Gudang Narasi

Gudang Narasi Indonesia

KPK: Rp 300 Miliar Bukan Pinjaman Bank, Tapi Dana Rampasan

KPK Rp 300 Miliar Bukan Pinjaman Bank, Tapi Dana Rampasan

GUDANG NARASI – Komisi Pemberantasan Korupsi (KPK) hari ini mengeluarkan klarifikasi tegas terkait simpang siur informasi di masyarakat mengenai sumber uang tunai senilai Rp 300 miliar yang dipamerkan dalam konferensi pers penyerahan aset rampasan. Sebelumnya, beredar kabar yang menyebutkan bahwa tumpukan uang tersebut merupakan “pinjaman” dari bank untuk tujuan pameran.

Juru Bicara KPK, Budi Prasetyo (nama samaran), secara resmi membantah klaim tersebut. Budi menjelaskan bahwa uang fisik senilai Rp 300 miliar yang ditampilkan di hadapan publik adalah bagian dari total aset rampasan sebesar Rp 883.038.394.268 (sekitar Rp 883 miliar) yang berhasil disita KPK dari kasus korupsi investasi fiktif yang merugikan PT Taspen (Persero).

Mekanisme Penitipan: Bukan Pinjaman

Budi Prasetyo menjelaskan secara rinci prosedur pengelolaan uang sitaan dan rampasan oleh KPK.

“Kami tegaskan, uang yang dipamerkan itu bukan hasil meminjam dari bank. KPK tidak pernah menyimpan uang hasil sitaan di Gedung Merah Putih karena pertimbangan keamanan dan keterbatasan ruang. Sesuai prosedur hukum, uang sitaan tersebut wajib dititipkan ke bank dalam mekanisme yang disebut ‘Rekening Penampungan’,” jelas Budi dalam konferensi pers di Jakarta.

Menurutnya, uang hasil rampasan tersebut merupakan milik negara yang dikelola dan disimpan oleh bank, dalam hal ini Bank BNI cabang Mega Kuningan Jakarta (berdasarkan laporan media), di rekening penampungan atas nama KPK.

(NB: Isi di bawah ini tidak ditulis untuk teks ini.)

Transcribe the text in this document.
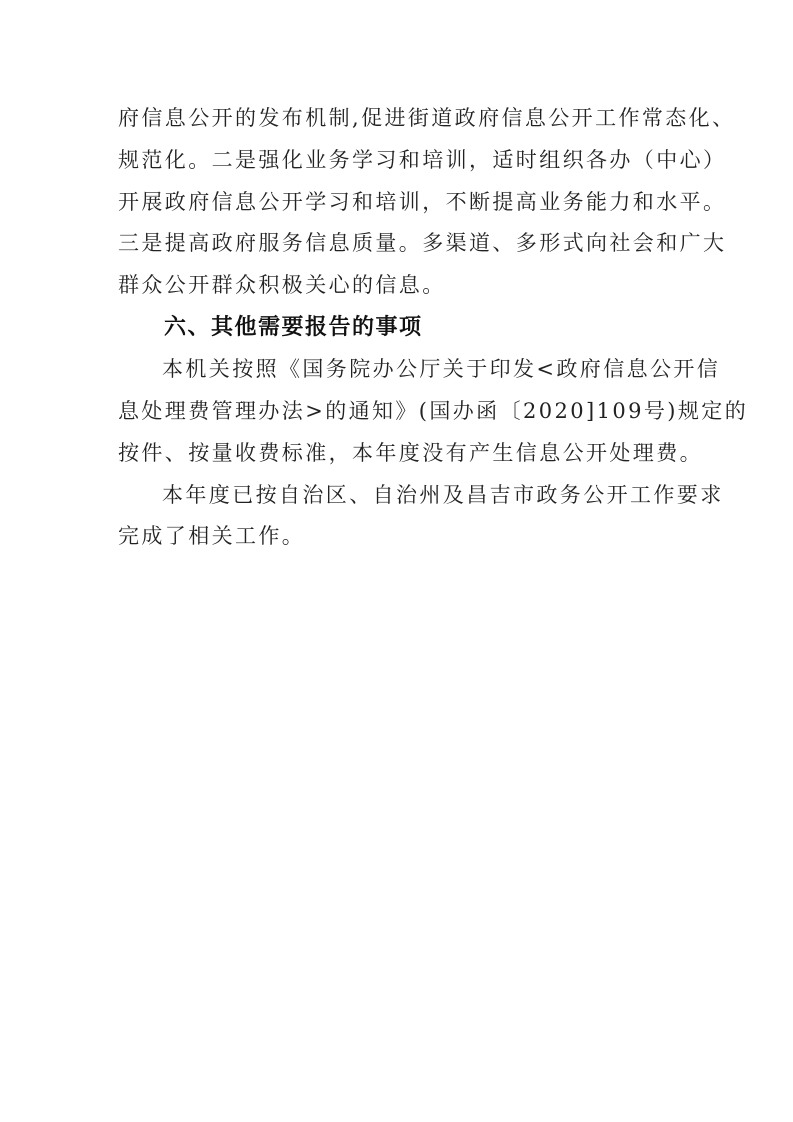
府信息公开的发布机制,促进街道政府信息公开工作常态化、
规范化。二是强化业务学习和培训，适时组织各办（中心）
开展政府信息公开学习和培训，不断提高业务能力和水平。
三是提高政府服务信息质量。多渠道、多形式向社会和广大
群众公开群众积极关心的信息。
六、其他需要报告的事项
本机关按照《国务院办公厅关于印发<政府信息公开信
息处理费管理办法>的通知》(国办函〔2020]109号)规定的
按件、按量收费标准，本年度没有产生信息公开处理费。
本年度已按自治区、自治州及昌吉市政务公开工作要求
完成了相关工作。
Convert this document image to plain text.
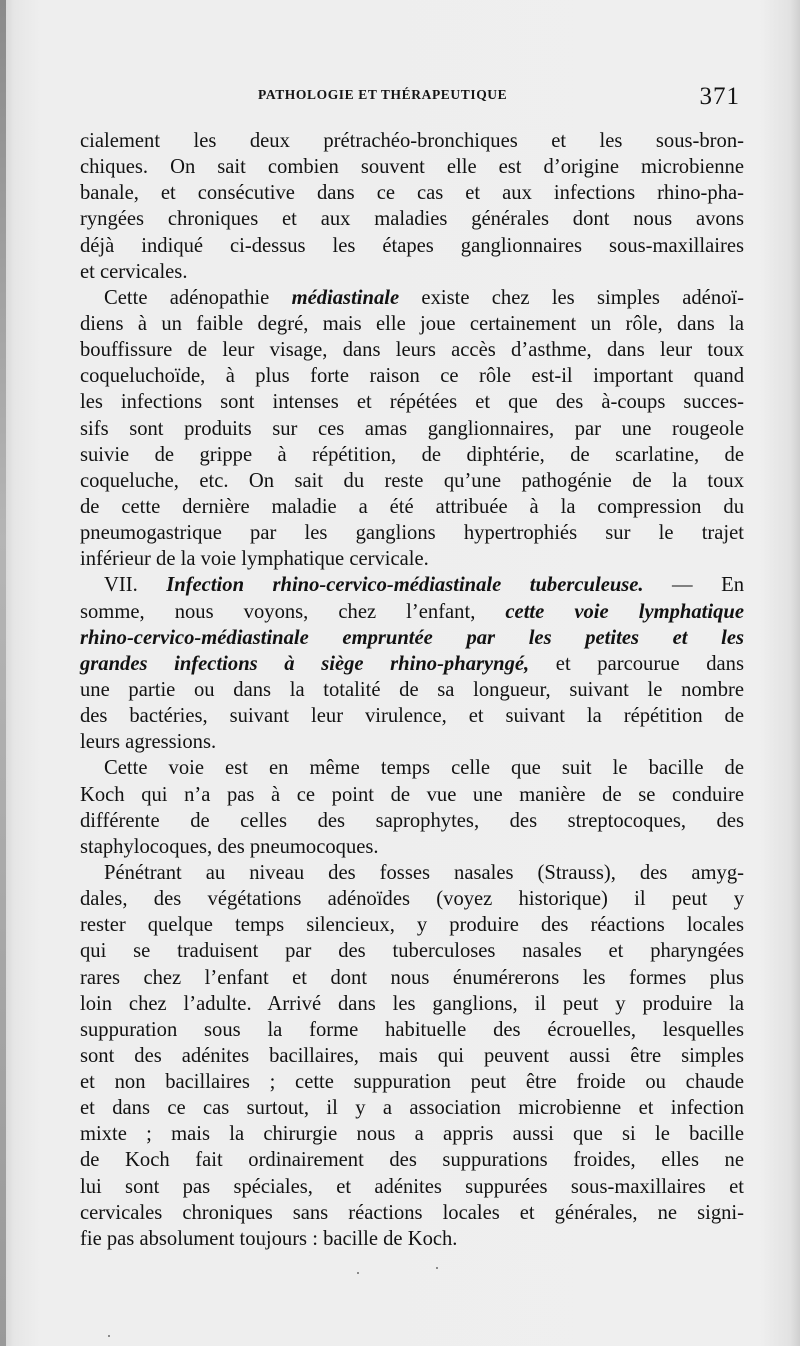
PATHOLOGIE ET THÉRAPEUTIQUE	371
cialement les deux prétrachéo-bronchiques et les sous-bron-
chiques. On sait combien souvent elle est d’origine microbienne
banale, et consécutive dans ce cas et aux infections rhino-pha-
ryngées chroniques et aux maladies générales dont nous avons
déjà indiqué ci-dessus les étapes ganglionnaires sous-maxillaires
et cervicales.
Cette adénopathie médiastinale existe chez les simples adénoï-
diens à un faible degré, mais elle joue certainement un rôle, dans la
bouffissure de leur visage, dans leurs accès d’asthme, dans leur toux
coqueluchoïde, à plus forte raison ce rôle est-il important quand
les infections sont intenses et répétées et que des à-coups succes-
sifs sont produits sur ces amas ganglionnaires, par une rougeole
suivie de grippe à répétition, de diphtérie, de scarlatine, de
coqueluche, etc. On sait du reste qu’une pathogénie de la toux
de cette dernière maladie a été attribuée à la compression du
pneumogastrique par les ganglions hypertrophiés sur le trajet
inférieur de la voie lymphatique cervicale.
VII. Infection rhino-cervico-médiastinale tuberculeuse. — En
somme, nous voyons, chez l’enfant, cette voie lymphatique
rhino-cervico-médiastinale empruntée par les petites et les
grandes infections à siège rhino-pharyngé, et parcourue dans
une partie ou dans la totalité de sa longueur, suivant le nombre
des bactéries, suivant leur virulence, et suivant la répétition de
leurs agressions.
Cette voie est en même temps celle que suit le bacille de
Koch qui n’a pas à ce point de vue une manière de se conduire
différente de celles des saprophytes, des streptocoques, des
staphylocoques, des pneumocoques.
Pénétrant au niveau des fosses nasales (Strauss), des amyg-
dales, des végétations adénoïdes (voyez historique) il peut y
rester quelque temps silencieux, y produire des réactions locales
qui se traduisent par des tuberculoses nasales et pharyngées
rares chez l’enfant et dont nous énumérerons les formes plus
loin chez l’adulte. Arrivé dans les ganglions, il peut y produire la
suppuration sous la forme habituelle des écrouelles, lesquelles
sont des adénites bacillaires, mais qui peuvent aussi être simples
et non bacillaires ; cette suppuration peut être froide ou chaude
et dans ce cas surtout, il y a association microbienne et infection
mixte ; mais la chirurgie nous a appris aussi que si le bacille
de Koch fait ordinairement des suppurations froides, elles ne
lui sont pas spéciales, et adénites suppurées sous-maxillaires et
cervicales chroniques sans réactions locales et générales, ne signi-
fie pas absolument toujours : bacille de Koch.
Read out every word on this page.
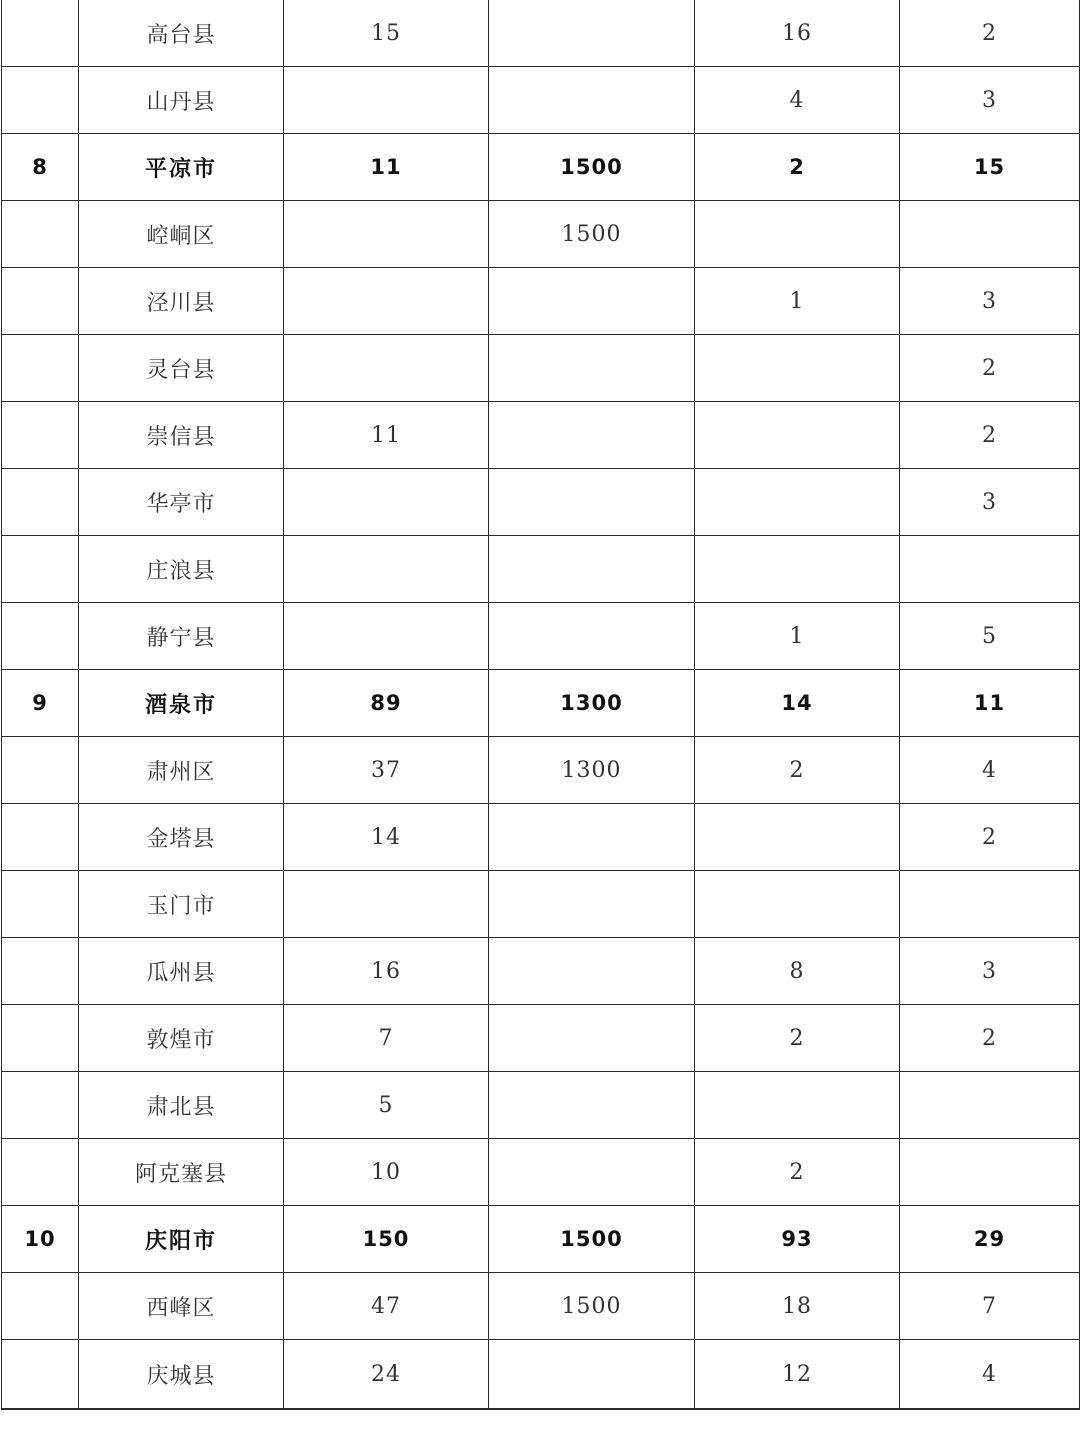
	高台县	15		16	2
	山丹县			4	3
8	平凉市	11	1500	2	15
	崆峒区		1500		
	泾川县			1	3
	灵台县				2
	崇信县	11			2
	华亭市				3
	庄浪县				
	静宁县			1	5
9	酒泉市	89	1300	14	11
	肃州区	37	1300	2	4
	金塔县	14			2
	玉门市				
	瓜州县	16		8	3
	敦煌市	7		2	2
	肃北县	5			
	阿克塞县	10		2	
10	庆阳市	150	1500	93	29
	西峰区	47	1500	18	7
	庆城县	24		12	4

“Maka, ketika kami perlu memperlihatkan uang fisik ini kepada masyarakat sebagai bentuk transparansi dan akuntabilitas penegakan hukum, kami mengambilnya dari rekening penampungan tersebut, tentunya dengan pengawalan ketat,” tambahnya.

Klarifikasi ini muncul setelah seorang Jaksa Eksekutor KPK, Leo Sukoto (nama samaran), dalam acara penyerahan aset rampasan kepada PT Taspen pada Kamis (20/11) sempat menyatakan bahwa KPK “meminjam” uang tersebut dari bank untuk dipamerkan dan akan dikembalikan pada sore hari. Pernyataan tersebut memicu berbagai interpretasi dan spekulasi di media sosial.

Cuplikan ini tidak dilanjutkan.